Before starting any discussion on the Colonial Historiography of India, we must glance over the situation of historiography during the time period concerned. Over the years historiography – the scholarly activity of constructing and writing history – of India has undergone many significant changes which can be understood against the background of political and intellectual contexts in which they emerged and flourished.
These various schools are often presented and understood in terms of one school making way for the other in a neat forward progression, however, the reality is much more complex as there is considerable variety within the various schools along with dialogue and even conflict between them.
Colonial Historiography of India
The 18th and 19th centuries were dominated by the by European scholars who were usually referred to as Orientalists or Indologists but they described themselves as “antiquarians”. Many of them were employees of East India Company and later the British Government and many of them had their reservations about the culture and history of India and tried to present it as inferior to that of Europe. However, some of them had ‘sympathy’ for India and its heritage like Mountstuart Elphinstone and Thomas Munro.
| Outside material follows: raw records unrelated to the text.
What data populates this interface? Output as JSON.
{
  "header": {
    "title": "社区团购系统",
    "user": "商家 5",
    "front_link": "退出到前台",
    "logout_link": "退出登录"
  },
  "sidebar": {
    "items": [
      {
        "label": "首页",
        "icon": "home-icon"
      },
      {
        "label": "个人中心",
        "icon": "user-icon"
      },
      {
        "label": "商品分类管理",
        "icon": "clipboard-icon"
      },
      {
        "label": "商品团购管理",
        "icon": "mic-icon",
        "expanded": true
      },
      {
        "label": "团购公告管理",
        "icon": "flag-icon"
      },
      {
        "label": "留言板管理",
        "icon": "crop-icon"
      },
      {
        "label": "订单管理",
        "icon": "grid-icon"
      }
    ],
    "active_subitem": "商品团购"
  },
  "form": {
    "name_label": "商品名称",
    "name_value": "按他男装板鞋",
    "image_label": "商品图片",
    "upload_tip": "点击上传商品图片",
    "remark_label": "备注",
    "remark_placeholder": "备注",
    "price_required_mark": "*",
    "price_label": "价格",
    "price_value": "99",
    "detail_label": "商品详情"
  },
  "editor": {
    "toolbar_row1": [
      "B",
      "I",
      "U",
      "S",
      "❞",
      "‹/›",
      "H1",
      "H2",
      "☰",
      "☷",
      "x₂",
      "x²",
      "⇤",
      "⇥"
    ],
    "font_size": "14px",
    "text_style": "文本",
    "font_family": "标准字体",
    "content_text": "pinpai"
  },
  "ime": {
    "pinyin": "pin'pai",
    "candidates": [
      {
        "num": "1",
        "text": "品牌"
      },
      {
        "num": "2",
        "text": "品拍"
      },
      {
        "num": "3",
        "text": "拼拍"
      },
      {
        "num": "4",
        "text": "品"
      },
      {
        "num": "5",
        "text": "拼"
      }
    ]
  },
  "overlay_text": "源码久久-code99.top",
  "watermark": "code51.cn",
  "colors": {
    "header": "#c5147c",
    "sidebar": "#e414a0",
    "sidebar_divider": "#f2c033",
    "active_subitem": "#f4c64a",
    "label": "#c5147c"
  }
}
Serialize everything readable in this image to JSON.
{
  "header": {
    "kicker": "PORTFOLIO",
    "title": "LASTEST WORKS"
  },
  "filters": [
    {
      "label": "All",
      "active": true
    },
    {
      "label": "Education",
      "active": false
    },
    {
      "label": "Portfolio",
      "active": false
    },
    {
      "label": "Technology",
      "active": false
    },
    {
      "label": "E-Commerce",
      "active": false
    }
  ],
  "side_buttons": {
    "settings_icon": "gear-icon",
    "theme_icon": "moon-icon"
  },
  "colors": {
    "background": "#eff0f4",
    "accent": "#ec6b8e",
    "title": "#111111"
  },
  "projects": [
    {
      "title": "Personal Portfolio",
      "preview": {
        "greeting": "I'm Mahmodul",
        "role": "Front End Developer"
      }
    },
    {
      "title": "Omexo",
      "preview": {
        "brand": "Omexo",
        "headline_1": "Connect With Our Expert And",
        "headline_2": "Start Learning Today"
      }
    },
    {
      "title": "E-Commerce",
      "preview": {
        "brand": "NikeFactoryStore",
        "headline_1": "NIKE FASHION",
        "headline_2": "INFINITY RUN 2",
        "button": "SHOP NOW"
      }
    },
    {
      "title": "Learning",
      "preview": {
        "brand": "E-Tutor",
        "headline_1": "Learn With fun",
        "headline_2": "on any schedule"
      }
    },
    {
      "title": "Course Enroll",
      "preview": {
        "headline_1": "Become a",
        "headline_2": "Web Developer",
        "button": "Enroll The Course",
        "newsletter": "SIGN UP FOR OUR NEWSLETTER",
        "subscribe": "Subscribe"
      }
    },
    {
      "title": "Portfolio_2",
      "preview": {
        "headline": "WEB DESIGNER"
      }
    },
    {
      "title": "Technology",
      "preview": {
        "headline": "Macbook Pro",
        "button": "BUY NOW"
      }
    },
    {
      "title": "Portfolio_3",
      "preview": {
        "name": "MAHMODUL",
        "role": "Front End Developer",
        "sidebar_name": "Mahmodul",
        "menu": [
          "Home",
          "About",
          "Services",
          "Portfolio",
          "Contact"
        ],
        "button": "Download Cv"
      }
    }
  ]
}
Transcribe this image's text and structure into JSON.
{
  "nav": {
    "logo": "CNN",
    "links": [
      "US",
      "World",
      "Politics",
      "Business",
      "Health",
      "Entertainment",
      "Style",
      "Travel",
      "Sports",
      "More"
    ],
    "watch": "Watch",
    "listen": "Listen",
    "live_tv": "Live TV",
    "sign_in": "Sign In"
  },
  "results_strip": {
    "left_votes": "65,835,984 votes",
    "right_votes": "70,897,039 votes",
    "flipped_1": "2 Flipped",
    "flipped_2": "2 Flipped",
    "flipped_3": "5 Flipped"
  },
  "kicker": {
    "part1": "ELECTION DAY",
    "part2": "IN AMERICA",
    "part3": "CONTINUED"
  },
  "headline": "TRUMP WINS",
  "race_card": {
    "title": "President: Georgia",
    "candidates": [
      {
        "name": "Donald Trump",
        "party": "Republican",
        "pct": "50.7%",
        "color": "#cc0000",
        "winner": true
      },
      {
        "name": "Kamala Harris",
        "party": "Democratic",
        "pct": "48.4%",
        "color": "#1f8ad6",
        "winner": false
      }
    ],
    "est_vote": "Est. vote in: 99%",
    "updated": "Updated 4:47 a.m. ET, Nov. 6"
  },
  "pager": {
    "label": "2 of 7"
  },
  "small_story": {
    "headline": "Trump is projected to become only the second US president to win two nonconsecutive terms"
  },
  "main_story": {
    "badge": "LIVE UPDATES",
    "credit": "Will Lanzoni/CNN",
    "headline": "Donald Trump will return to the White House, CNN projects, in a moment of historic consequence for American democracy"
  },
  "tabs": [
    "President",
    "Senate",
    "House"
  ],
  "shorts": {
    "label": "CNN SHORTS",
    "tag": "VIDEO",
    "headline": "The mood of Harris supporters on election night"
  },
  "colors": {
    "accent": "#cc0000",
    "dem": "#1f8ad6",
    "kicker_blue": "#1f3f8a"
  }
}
Also see: Early Notions of History.
Every school has its own shortcomings and contributions. The contributions of the imperialists lay in their founding of the Asiatic Society of Bengal in 1784 which provided an institutional focus for scholars working in a number of related fields such as textual study, epigraphy, numismatics, and history. A major contribution of these scholars lay in their efforts to collect edit and translate ancient Indian texts. In this, they depended heavily on information provided by ‘native informants’ who were rarely acknowledged.
The decipherment of Ashokan Brahmi Kharosthi scripts were major breakthroughs by the school of the colonial historiography of India. Officers of the Geological Survey discovered prehistoric stone tools and laid the basis of Indian prehistory. The Archaeological Survey of India was established in 1871 and over the succeeding decades made an important contribution towards unearthing and analyzing the material remains of India. Some of the Orientalists like William Jones, H.T. Colebrook presented a glorious image of the ancient Indian civilization and tried to draw parallels between stories from the Bible and from those from the Indian scriptures.
However, for all their glorification of ancient India, they viewed contemporary India (18-19th century) as inferior and backward. Most of them saw the British rule in India as necessary as they found the Indians lacking in discipline and modernity which was the result of centuries of stagnation.
A branch within the imperialist school was the Utilitarianist school of James Mill and T.B. Macaulay which gave an image of despotic rule and stagnation which prevailed all throughout the history of the subcontinent. These historians divided the history of India into 3 periods, namely the ancient and/or Hindu period, the medieval and/or Muslim period and the modern and/or British period which raised several questions such as ‘Is the religious affiliation of the ruling elite the best basis for labeling a period?’, ‘In that case, why is the third period labeled as British and not the Christian period?’, ‘How can it be applied to the reigns of the many ancient Indian kings who patronized Buddhism and Jainism?’ etc.
The Brahmanical perspective of ancient Sanskrit texts was often uncritically taken as being reflective of the Indian past. Social and religious institutions were critiqued from a western viewpoint. Indian society was presented as static and stagnant over the centuries. Race, religion, and ethnicity were often confused with each other and there was a tendency to exaggerate the foreign influence.